Presse

Extraits de presse

 

A propos du premier long métrage de Jacques Baratier, Goha, Georges Sadoul écrivait dans Les Lettres françaises, en 1958 : « Tout s’allie, ici, pour créer la perfection…Ce film est un enchantement ». Quarante-cinq ans plus tard, on ne saurait mieux dire.

Dominique Widemann (L’Humanité)

 

Jacques Baratier, l’irrésistible cinéaste de Dragées au poivre (1963) et du Désordre à 20 ans (1967),  revient : ici, il s’amuse à regarder l’univers clos d’une clinique psychiatrique, où se croisent poètes, chanteurs, amoureux, actrices. Deux jeunes acteurs, James et Aurélia Thierrée, sont remarquables.

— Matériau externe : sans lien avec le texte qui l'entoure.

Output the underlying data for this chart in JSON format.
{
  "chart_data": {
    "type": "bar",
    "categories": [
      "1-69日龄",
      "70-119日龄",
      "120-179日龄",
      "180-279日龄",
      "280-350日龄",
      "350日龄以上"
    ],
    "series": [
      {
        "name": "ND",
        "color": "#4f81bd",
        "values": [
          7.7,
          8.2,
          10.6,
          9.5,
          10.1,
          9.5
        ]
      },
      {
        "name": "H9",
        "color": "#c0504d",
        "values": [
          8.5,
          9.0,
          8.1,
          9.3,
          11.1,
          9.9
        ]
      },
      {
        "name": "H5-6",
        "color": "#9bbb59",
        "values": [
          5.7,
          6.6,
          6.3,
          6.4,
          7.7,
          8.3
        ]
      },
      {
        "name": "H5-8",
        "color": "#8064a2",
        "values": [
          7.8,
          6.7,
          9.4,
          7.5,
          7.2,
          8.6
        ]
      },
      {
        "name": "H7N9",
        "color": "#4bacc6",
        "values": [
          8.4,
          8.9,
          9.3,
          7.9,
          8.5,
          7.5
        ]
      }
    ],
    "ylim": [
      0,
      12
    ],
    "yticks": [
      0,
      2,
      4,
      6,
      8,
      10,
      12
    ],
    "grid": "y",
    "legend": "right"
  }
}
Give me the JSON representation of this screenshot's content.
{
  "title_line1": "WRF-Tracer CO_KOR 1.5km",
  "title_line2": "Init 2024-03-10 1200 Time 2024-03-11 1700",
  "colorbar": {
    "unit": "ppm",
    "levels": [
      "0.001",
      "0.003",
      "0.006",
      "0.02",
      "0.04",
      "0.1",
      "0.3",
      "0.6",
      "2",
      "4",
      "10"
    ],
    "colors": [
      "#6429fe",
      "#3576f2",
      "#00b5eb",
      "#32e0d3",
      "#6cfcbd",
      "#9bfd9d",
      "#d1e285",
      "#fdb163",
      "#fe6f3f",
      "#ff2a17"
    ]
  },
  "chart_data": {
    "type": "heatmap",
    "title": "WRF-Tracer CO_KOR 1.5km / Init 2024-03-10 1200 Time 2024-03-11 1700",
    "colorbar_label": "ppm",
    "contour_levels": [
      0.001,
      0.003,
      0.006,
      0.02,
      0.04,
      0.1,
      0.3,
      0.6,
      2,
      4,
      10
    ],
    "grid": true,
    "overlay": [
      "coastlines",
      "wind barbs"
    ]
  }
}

François Forestier (Le Nouvel Observateur/TéléCinéObs)

 

Si quelques acteurs prestigieux font ce qu’ils savent faire et un peu plus (Terzieff, Rich, Dreyfus), on est surtout bluffé par Amira Casar, qui a décidément le don de se mettre au diapason des rôles qui écartent sa belle nature de la banalité. La doux-dinguerie ambiante offre des moments stupéfiants, trop rares sans doute.

Télérama

 

Ce long-métrage, c’est le règne de l’absurdité, du surréalisme, de la poésie. Félicitations particulières à Amira Casar, Claude Rich, Laurent Terzieff qui habitent leurs personnages avec une conviction et une classe indéniables. Une des nouveautés les plus surprenantes et les moins communes de cette semaine. Avec cette comédie surréaliste, cocasse et étrangement venue d’ailleurs, Claude Rich plonge avec délice dans l’univers totalement décalé et surprenant de Jacques Baratier.

Cinéhebdo

 

Une suite de comportements bizarres qui vaut parfois le dérangement.

Jean-Paul Grousset (Le Canard enchaîné)

 

En jardinier de l’esprit, Jacques Baratier peint par touches impressionnistes la vie d’une clinique psychiatrique, où se noue et se dénoue une histoire d’amour.

Le Portulan

 

Cette histoire douloureuse est allégée par la présence de personnages pittoresques et par les chansons composées par Serge Rezvani et interprétées par Alexis (James Thierrée), et Mona (Mona Heftre).